Why your small business website needs an FAQ section
FAQs are often treated as a small extra section on a website, but they are in fact an important part of your website and should be part of the basic site map.
A well-written FAQ section can help potential customers find answers quickly, reduce repetitive enquiries, support your SEO, and make your business easier for search engines and AI tools to understand.
I’ve always recommended including FAQs on small business websites, but with the way people now search online, including through AI tools like ChatGPT and Gemini, they are becoming even more important.
The key is to make your FAQs helpful and well written, with your customers in mind - not just a list of filler questions.
There are three main ways FAQs can support your website: customer service, SEO and AI search.
How FAQs support customer service
FAQs give people quick answers before they need to contact you, especially outside business hours or when they are still deciding whether to enquire. They can help with:
reduce repetitive enquiries and save you time answering repeat questions
help potential clients find answers quickly
make your website feel more helpful and transparent
For service-based businesses, this can be especially useful because clients often want to understand your process, pricing, availability, inclusions, timelines, and what happens next.
For commerce websites FAQs address technical questions such as return policy, shipping locations and so reduce the time you or your team will spend answering these questions.
How FAQs support SEO
FAQs can support SEO because they often match the way people naturally search.
Potential clients may search for questions like:
How much does a copywriter cost?
What should I prepare before a branding photoshoot?
How long does it take to work with an interior designer?
When your website answers questions like these clearly, it gives search engines more useful context about what you do, who you help, and what your service includes.
This does not mean stuffing keywords into every question. It means using natural language your clients would actually use.
How website FAQs help be found by AI tools (AI Visibility)
AI tools such as ChatGPT & Gemini are changing how people find information online.
Clear FAQ content can help because it gives direct answers to specific questions. This makes it easier for AI tools and search engines to understand your services, process, policies and expertise.
For example, a vague question like: What about pricing? is less useful than- How much does it cost to work with a business coach?
A specific question gives clearer context. It is easier for a client to understand and easier for search engines or AI tools to interpret.
FAQ best practices for small business websites:
How to choose the right FAQ questions
Start with real questions from real clients.
Look through your emails, enquiry forms, sales calls, Instagram DMs, discovery calls and client conversations.
The best FAQ questions often come from:
questions people ask before booking
details you explain over and over again
questions people may feel awkward asking directly
Think about what someone needs to know before they feel ready to take the next step.
For service providers, this might include questions about pricing, process, timelines, availability, inclusions, location, online appointments, preparation, payment terms, cancellations or what happens after they enquire.
For commerce websites include information about your product range, care instructions or nutritional information as well as technical information: refunds, returns, shipping and.
How to phrase FAQ questions
Write FAQ questions the way your clients would ask them.
Use simple, natural language. Be specific. Avoid internal business language or vague headings.
For example:
Instead of ‘Payment terms’ use: ‘Do I need to pay a deposit before we start?’
Instead of ’Project process’ use: ‘What happens after I book a discovery call?’
A clear question is better than a clever one.
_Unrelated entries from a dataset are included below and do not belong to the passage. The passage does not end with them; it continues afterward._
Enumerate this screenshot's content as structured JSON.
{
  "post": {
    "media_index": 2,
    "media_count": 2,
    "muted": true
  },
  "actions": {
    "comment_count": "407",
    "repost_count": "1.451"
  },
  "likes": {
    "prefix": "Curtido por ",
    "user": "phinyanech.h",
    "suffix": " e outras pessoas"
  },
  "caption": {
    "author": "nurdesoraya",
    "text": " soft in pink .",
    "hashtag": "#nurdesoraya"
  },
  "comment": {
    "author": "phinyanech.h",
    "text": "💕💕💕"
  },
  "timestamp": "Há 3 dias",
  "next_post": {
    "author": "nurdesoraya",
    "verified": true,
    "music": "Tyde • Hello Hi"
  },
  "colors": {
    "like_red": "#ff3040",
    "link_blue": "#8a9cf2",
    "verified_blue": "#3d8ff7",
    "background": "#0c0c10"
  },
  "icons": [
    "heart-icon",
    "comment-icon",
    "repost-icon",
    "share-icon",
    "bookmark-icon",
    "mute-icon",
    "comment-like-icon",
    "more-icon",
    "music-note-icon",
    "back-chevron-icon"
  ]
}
Where it makes sense, include the service, audience or location naturally in the question. This can help with SEO and AI visibility, but it should still sound like something a real person would ask.
How to write FAQ answers
The best FAQ answers are clear, direct and easy to scan. It should:
answer the question directly
use simple language
include enough detail to be useful
avoid vague sales copy
· Use links to pages on your site or a blog post to help find more detailed information without making the answer too long.
For example:
Do you offer payment plans?
Yes, payment plans are available for some packages. The payment schedule depends on the size and timeline of the project, and this will be confirmed before we begin. Read our Terms & Conditions here (link)
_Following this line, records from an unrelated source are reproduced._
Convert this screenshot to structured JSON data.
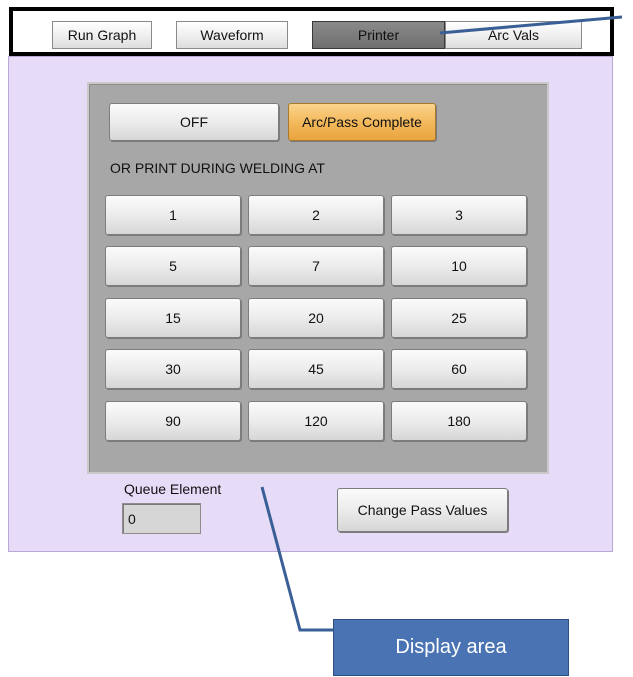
{
  "tabs": [
    {
      "label": "Run Graph",
      "active": false
    },
    {
      "label": "Waveform",
      "active": false
    },
    {
      "label": "Printer",
      "active": true
    },
    {
      "label": "Arc Vals",
      "active": false
    }
  ],
  "mode_buttons": {
    "off": "OFF",
    "complete": "Arc/Pass Complete"
  },
  "prompt": "OR PRINT DURING WELDING AT",
  "interval_buttons": [
    "1",
    "2",
    "3",
    "5",
    "7",
    "10",
    "15",
    "20",
    "25",
    "30",
    "45",
    "60",
    "90",
    "120",
    "180"
  ],
  "queue": {
    "label": "Queue Element",
    "value": "0"
  },
  "change_pass_button": "Change Pass Values",
  "callout": {
    "label": "Display area"
  },
  "colors": {
    "panel_bg": "#e6dcf8",
    "inner_bg": "#a7a7a7",
    "active_tab": "#7a7a7a",
    "orange_button": "#f3b95c",
    "callout_bg": "#4a73b3",
    "callout_line": "#3a5f96"
  }
}
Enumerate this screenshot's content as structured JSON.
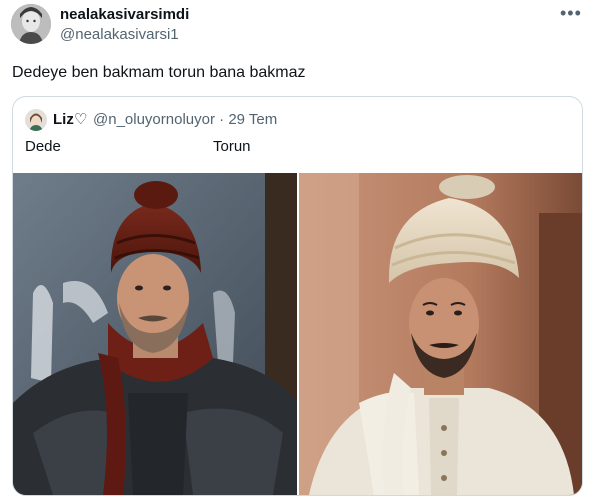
{
  "author": {
    "display_name": "nealakasivarsimdi",
    "handle": "@nealakasivarsi1"
  },
  "menu": {
    "more_label": "•••"
  },
  "tweet": {
    "text": "Dedeye ben bakmam torun bana bakmaz"
  },
  "quote": {
    "name": "Liz",
    "name_suffix": "♡",
    "handle": "@n_oluyornoluyor",
    "separator": "·",
    "date": "29 Tem",
    "label_left": "Dede",
    "label_right": "Torun"
  },
  "colors": {
    "text_primary": "#0f1419",
    "text_secondary": "#536471",
    "border": "#cfd9de"
  },
  "icons": {
    "author_avatar": "portrait-avatar",
    "quote_avatar": "portrait-avatar-small",
    "more": "more-horizontal-icon",
    "heart": "heart-outline-icon"
  }
}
Where to place FAQs on your website
FAQs do not always need to live on one single FAQ page. They should be strategically placed and they work best when they appear close to the decision point.
This can be a few FAQs that are relevant to this specific page or a link to an FAQ page. Best approach is to have both – a dedicated FAQ page clearly linked from menu, footer & contact page as well as specific FAQs (and link to read more) for example on home, service, product & booking pages.
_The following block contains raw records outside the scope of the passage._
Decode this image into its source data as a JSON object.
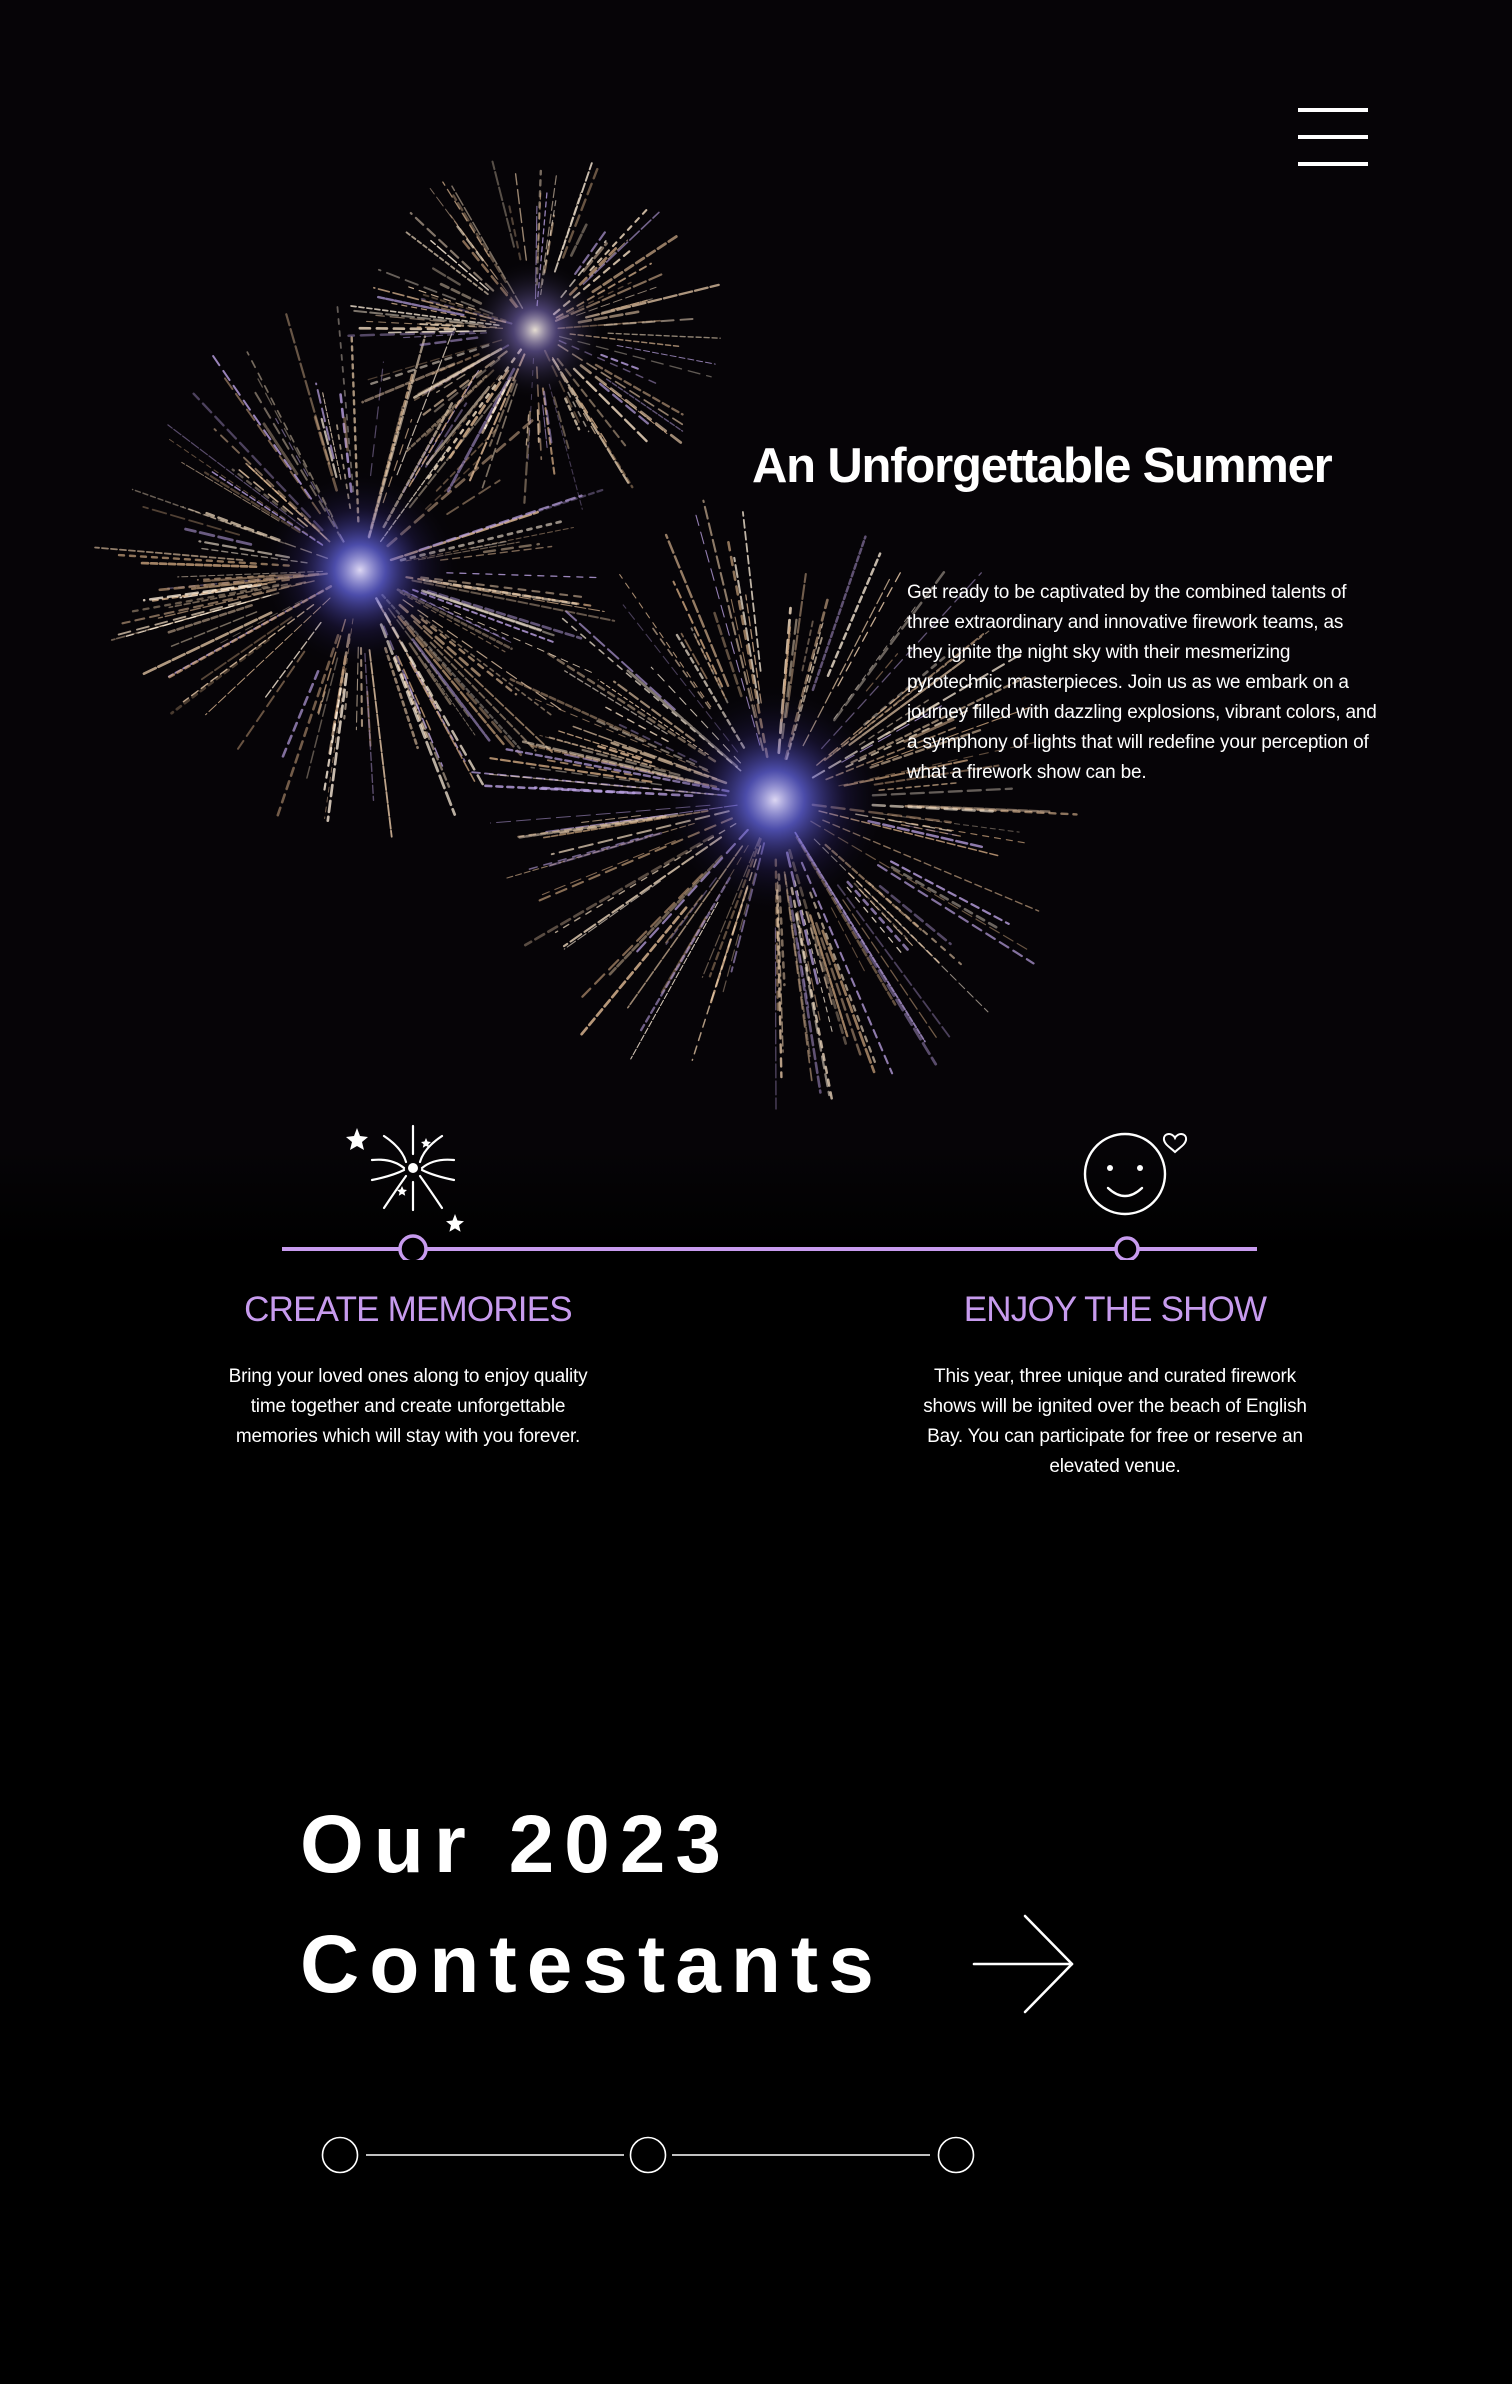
{
  "header": {
    "menu_icon": "hamburger-menu-icon"
  },
  "hero": {
    "title": "An Unforgettable Summer",
    "description": "Get ready to be captivated by the combined talents of three extraordinary and innovative firework teams, as they ignite the night sky with their mesmerizing pyrotechnic masterpieces. Join us as we embark on a journey filled with dazzling explosions, vibrant colors, and a symphony of lights that will redefine your perception of what a firework show can be."
  },
  "features": [
    {
      "icon": "fireworks-icon",
      "heading": "CREATE MEMORIES",
      "text": "Bring your loved ones along to enjoy quality time together and create unforgettable memories which will stay with you forever."
    },
    {
      "icon": "smiley-heart-icon",
      "heading": "ENJOY THE SHOW",
      "text": "This year, three unique and curated firework shows will be ignited over the beach of English Bay. You can participate for free or reserve an elevated venue."
    }
  ],
  "contestants": {
    "heading_line1": "Our 2023",
    "heading_line2": "Contestants",
    "arrow_icon": "arrow-right-icon"
  },
  "colors": {
    "accent": "#c79bee",
    "background": "#000000",
    "text": "#ffffff"
  }
}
For example, if someone is reading about your consulting service, show the consulting FAQs on that page.
For the main FAQ page, group the questions into clear categories so people can quickly find what they need. Categories for example: ‘product questions’ ‘booking questions’
The aim is to place the right answers where people are most likely to need them.
Common FAQ mistakes to avoid
FAQs should make your website clearer, not more cluttered.
Avoid:
making up questions nobody asks
using vague headings instead of real questions
writing answers that sound too promotional
using jargon your clients would not use
Final thoughts
A good FAQ section is more than a place to answer basic questions.
It can improve customer service, reduce repetitive admin, support SEO, and make your business easier for AI tools and search engines to understand.
Start with the questions your clients already ask. Answer them clearly. Place them where they are most useful.
Simple, helpful FAQs can make your whole website work harder.